Today’s executive pay packages, these pages will show, give the leaders of America’s oil, gas, and coal giants an enormous personal financial incentive to spend billions per year developing new fossil fuel reserves that cannot be exploited without destabilizing the climate. These fossil fuel executives spend billions more on new infrastructure — pipelines, power plants, drilling platforms, and more — that lock us into fossil fuels at a time when our nation should be investing in conservation and renewable energy options.
The report quickly moves on to discussing what should be done with all that executive pay. Their top suggestion is to give the money to green groups.
What else could $6 billion pay for?
To put these fossil fuel executive compensation figures in perspective, we can compare them to several urgent climate-related challenges and opportunities at the U.S. and global levels.
Green Climate Fund
At the global level, $6 billion could double the U.S. governments’ $3 billion pledge to the Green Climate Fund, the new institution tasked with helping the world’s most vulnerable countries mitigate and adapt to climate change. …
Of course, it wouldn’t be possible to redistribute the money to green groups, if the money was still being paid to the executives.

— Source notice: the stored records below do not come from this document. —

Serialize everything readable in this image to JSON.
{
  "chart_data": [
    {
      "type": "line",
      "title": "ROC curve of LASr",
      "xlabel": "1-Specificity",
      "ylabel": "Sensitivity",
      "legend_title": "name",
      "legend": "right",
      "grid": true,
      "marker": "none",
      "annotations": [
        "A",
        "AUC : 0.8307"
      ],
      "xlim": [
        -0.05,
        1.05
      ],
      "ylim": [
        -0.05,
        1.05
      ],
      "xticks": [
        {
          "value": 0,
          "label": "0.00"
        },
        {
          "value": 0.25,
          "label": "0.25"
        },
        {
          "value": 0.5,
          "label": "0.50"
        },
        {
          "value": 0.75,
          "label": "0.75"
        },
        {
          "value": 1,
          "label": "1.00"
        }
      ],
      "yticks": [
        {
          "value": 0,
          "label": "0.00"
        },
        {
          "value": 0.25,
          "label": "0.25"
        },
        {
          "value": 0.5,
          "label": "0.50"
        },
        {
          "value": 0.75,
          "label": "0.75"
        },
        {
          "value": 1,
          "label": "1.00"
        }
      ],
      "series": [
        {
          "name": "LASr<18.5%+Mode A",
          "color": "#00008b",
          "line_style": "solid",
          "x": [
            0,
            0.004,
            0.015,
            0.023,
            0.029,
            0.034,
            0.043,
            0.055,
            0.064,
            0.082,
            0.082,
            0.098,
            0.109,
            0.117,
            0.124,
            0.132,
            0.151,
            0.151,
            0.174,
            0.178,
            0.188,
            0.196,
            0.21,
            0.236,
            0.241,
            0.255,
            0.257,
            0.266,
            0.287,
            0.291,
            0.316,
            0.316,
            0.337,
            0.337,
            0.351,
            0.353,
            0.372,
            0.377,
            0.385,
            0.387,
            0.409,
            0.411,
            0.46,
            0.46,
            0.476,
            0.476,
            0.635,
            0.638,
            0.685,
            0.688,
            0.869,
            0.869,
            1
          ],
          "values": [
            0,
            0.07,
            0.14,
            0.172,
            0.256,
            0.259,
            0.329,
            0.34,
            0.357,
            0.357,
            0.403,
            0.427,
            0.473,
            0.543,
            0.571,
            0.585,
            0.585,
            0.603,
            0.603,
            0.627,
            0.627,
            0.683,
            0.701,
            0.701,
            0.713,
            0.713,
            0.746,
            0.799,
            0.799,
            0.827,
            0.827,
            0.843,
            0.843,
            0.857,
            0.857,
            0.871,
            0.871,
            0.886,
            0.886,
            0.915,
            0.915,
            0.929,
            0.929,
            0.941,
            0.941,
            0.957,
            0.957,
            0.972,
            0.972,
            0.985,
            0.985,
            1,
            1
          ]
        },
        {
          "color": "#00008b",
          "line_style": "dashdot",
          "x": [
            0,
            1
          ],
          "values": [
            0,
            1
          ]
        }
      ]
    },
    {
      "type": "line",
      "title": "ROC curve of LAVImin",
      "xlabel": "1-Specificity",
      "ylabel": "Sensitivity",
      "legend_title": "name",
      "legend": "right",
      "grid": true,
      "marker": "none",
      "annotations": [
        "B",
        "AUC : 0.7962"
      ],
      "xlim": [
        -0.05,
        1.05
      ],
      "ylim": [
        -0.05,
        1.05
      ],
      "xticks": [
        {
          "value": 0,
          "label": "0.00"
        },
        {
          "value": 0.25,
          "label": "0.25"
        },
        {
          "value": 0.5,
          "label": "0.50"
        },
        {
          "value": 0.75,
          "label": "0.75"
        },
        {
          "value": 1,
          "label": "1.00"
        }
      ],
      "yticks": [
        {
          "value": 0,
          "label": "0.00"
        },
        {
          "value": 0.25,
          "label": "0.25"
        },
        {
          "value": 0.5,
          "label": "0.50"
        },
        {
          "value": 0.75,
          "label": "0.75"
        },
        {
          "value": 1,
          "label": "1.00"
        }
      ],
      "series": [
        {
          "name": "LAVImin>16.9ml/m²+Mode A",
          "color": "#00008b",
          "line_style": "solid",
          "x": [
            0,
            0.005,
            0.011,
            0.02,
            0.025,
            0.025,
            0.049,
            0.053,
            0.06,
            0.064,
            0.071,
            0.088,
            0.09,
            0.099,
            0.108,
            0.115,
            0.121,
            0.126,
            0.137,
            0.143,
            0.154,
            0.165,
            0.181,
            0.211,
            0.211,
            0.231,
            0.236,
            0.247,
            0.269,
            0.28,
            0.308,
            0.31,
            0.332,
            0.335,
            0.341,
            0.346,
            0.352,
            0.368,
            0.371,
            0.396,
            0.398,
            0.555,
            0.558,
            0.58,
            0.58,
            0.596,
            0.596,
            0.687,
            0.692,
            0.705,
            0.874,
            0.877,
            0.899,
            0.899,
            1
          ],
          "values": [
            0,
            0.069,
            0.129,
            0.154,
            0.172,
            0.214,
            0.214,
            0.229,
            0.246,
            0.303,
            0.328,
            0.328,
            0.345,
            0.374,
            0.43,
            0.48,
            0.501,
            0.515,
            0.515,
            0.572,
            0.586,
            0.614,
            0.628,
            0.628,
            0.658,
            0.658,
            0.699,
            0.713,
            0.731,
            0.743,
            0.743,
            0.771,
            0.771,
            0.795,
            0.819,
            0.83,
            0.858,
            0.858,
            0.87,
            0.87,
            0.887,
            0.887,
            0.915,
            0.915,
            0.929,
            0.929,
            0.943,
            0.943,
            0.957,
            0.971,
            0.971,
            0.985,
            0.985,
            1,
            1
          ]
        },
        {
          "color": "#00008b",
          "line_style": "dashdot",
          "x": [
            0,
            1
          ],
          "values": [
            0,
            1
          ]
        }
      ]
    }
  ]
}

Abolish executive performance pay
Michael Dorff of the Southwestern Law School, author of the 2014 book Indispensable and Other Myths: The True Story of CEO Pay, is proposing the abolition of “performance pay.” Others have suggested executives should have to wait to cash in such forms of compensation for at least 10 years, even if they are fired or retire. At best, stock options and other performance-pay incentives have CEOs thinking more about their own personal rewards than long-term enterprise sustainability. At their worst, “pay for performance” deals encourage criminal behavior.
If underpaid executives don’t have any financial incentive to do a good job, there might not be that much excess money to redistribute. But maybe I’m just being pessimistic. Perhaps all those formerly well paid company executives would discover a new source of motivation, while viewing pictures of happy green activists enjoying their new financial windfall.